I can’t speak from a truly gender neutral position, seeing as how I’m a girl and all, but purely from the experience of the email newsletters I have received I cannot fathom that male recipients are targeted in the same ways as women; that the same emphasis is made of physical appearance and artificial fripperies that become essentials when in pursuit of the “perfect Valentines.” I’m pretty sure that no-one in the Ann Summer sales department is going to raise an eyebrow at Chem wearing the same pair of pants on February the 14th 2013 as he did this year, but if they get wind that I might trot out my bargain Peacocks ensemble for the third year in a row, I will surely be doomed to a life of perpetual loneliness, cat ownership and rejection.

Whilst I understand that Ann Summers are a business who are just trying to maximise their profits, and actually it was in no way compulsory for me to sign up for their newsletter in the first place, I actually prefer the generic love heart themed products and novelty decorations that resound in the Valentines displays of shops like Paperchase. This is because, in my eyes, part of the fun of Valentines is in celebrating Love itself as something to be cherished and, from time to time, reminded of. And the two people reminding each other of this love do not have to be lovers, but can be friends or family. For example, for about the last three years I have consistently posted my sister a Valentines card, and she posts one to me, regardless of the acquisition of any male admirers along the way. Admittedly, my Father has stopped buying me a Valentines bouquet of flowers now that Chem [after nearly two years of not very subtle hinting] has taken up his manly duties.

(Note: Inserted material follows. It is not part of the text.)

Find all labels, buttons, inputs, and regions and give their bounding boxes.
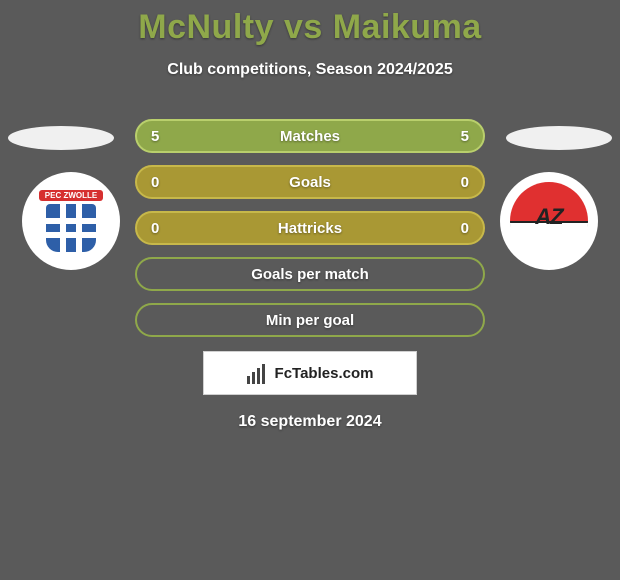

But he did still send down some extra money with my sister when she came to visit on the 15th, in case I felt left out.

So to me, Valentines has never been that tremble-inducing reminder of inadequacy or loneliness, even before I found someone willing to buy me soppy cards and put up with the sometimes negligible results of my baking.  But then, I always resisted the notion that I needed a boyfriend to make me happy on all the other 364 days of the year, so this day was no real exception. Call me old fashioned, but I think the joy of Valentines is in celebrating the people who love you for who you are, whether they be lovers, friends, or family – and that is a sentiment both personal and universal.

Disappointingly, my own attempts this year to have my personal sentiments for my dear boyfriend immortalised in icing on the universal medium of a Thornton’s chocolate heart were cut short, when the saleslady refused to ice the message “You Smell” – apparently it was “too offensive.”